M. Petkoff conclut son intervention par une mise en garde contre les plans de Chavez qui, s'ils voyaient le jour, auraient selon lui une valeur démocratique assez incertaine. Donc, pas de surprises; refuser à Chavez toute légitimité démocratique constitue, sans doute, le noyau de la campagne de discrédit qui s'abat sur lui. Nouée par l'impérialisme américain et l'oligarchie locale, cette campagne reste le meilleur moyen de répandre des faussetés, de semer le doute et la discorde, afin de disposer l'opinion publique internationale à un deuxième putsch. M. Petkoff vint exécuter de point un point ce programme. Un homme, ce cher M. Petkoff, souvenez-vous, signataire en 2002 du décret infamant de l'éphémère dictateur Carmona Estanga, et qui a maintenant le toupet de s'amener en plein Parlement Européen nous donner des cours de démocratie! Sans doute, cela est-il toujours plus agréable que d'avoir à s'expliquer sur le gaspillage et la corruption scandaleuse des « misiones », sur l'arrêt de l'industrie pétrolière ou sur la création d'un syndicat jaune.
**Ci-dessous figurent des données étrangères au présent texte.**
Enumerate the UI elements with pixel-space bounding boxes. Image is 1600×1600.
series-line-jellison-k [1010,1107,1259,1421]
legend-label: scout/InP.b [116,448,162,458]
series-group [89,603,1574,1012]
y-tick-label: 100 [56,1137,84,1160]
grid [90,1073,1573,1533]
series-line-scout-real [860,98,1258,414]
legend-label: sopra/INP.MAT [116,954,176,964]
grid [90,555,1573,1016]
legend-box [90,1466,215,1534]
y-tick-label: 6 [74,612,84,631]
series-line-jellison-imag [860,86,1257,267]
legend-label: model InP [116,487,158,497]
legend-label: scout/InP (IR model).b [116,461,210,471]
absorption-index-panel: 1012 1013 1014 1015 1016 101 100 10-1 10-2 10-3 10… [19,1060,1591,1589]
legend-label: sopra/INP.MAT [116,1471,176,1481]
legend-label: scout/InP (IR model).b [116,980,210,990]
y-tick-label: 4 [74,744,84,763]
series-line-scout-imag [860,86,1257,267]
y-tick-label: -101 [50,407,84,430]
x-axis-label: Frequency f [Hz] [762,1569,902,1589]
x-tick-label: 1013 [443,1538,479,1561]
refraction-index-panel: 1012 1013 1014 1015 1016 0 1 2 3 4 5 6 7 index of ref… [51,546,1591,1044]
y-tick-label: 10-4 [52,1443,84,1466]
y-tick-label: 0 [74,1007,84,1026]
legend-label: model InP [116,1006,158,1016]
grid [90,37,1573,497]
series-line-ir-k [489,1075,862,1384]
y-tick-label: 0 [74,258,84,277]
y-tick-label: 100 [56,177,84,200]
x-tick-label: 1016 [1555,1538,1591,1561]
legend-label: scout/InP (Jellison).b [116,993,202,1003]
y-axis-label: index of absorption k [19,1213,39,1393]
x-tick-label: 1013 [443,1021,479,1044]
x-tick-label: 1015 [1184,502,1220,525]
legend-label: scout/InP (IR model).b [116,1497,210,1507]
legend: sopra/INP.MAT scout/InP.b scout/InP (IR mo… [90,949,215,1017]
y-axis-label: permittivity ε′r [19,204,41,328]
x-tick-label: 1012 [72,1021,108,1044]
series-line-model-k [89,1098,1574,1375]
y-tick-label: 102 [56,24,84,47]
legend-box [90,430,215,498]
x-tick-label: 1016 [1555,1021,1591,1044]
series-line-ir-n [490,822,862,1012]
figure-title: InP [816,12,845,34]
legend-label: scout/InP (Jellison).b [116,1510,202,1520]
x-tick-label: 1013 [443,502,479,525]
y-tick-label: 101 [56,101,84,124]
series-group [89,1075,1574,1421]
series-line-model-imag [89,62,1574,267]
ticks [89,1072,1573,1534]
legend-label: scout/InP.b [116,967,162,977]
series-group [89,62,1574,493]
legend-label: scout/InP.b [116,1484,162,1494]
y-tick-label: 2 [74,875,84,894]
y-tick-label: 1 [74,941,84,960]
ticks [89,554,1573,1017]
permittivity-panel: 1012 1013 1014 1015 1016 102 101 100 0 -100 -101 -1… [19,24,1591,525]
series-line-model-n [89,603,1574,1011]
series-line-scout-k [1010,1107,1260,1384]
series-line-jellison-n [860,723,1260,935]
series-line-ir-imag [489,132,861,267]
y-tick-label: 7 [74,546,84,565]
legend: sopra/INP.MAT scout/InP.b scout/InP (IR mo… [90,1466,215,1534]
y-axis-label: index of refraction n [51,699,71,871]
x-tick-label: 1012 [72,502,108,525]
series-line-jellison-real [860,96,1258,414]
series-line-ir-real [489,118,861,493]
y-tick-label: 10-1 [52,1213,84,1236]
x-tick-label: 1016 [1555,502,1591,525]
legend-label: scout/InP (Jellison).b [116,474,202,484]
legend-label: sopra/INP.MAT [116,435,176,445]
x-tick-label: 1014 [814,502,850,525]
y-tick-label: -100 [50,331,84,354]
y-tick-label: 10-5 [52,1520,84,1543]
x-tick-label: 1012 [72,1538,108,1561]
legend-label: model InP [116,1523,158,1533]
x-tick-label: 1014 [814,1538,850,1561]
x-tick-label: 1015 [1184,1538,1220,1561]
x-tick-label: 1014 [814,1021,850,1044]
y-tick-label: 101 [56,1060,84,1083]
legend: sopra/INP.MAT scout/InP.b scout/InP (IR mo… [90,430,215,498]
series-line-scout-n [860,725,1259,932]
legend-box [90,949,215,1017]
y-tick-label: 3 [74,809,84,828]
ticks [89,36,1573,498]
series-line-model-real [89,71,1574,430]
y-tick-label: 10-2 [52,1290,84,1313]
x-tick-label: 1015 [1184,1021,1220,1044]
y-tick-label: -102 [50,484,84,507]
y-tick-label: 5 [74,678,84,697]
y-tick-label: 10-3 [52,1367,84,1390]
Mais M. Petkoff, chanceux, ne dut point endosser les nombreuses critiques que son intervention suscita puisque, accablé par le poids de son âge, ou par celui de sa conscience, il s'endormit aussitôt, en pleine conférence, fidèle en cela aux bonnes vieilles traditions de l'ancien Congrès du Venezuela. Pendant son paisible sommeil, des représentants du MERCOSUR, ainsi que le conseiller en politique étrangère du Gouvernement brésilien, réclamèrent qu'une place soit prévue dans les conférences pour des représentants officiels des gouvernements de l'Equateur, du Venezuela et du Brésil. Aussi, ces mêmes intervenants s'attaquèrent à la propagande politique du Département d'Etat des Etats-Unis, et exigèrent la fin de la diabolisation de la gauche latino-américaine.
Faute de temps, une partie consacrée au débat ne put être envisagée. Si cette éventualité était arrivée lors d'un acte organisé au Venezuela, le lendemain on aurait eu droit à un article dans El Pais criant à la censure! A Bruxelles, l'Ambassadeur du Venezuela pour l'UE, M. Alejandro Fleming, n'eut pas la possibilité de répondre aux faussetés sciemment répandues par M. Petkoff. Calomniez, il en restera toujours quelque chose.
Cela ne manquerait pas d'intérêt de connaître avec exactitude l'auteur et les raisons de l'invitation faite à M. Petkoff de prendre part à ces conférences. Tout ce qu'on peut en dire c'est que l'effet ne fut pas celui escompté, car l'attitude et les propos de M. Petkoff sont démentis par la réalité vénézuélienne, dont un nombre grandissant de personnes suit les évolutions sans se laisser influencer par la propagande de PRISA et ses alliés de l'opposition. On laisse cela au compte des Socialistes du Parlement Européen, en espérant d'une part qu'ils réalisent que leur politique dans cette institution, et dans leurs exécutifs en Europe, va à l'encontre des aspirations de leurs électeurs. et, d'autre part, qu'ils s'aperçoivent enfin que cette politique désavoue les processus naissants de progrès vers le socialisme en Amérique Latine.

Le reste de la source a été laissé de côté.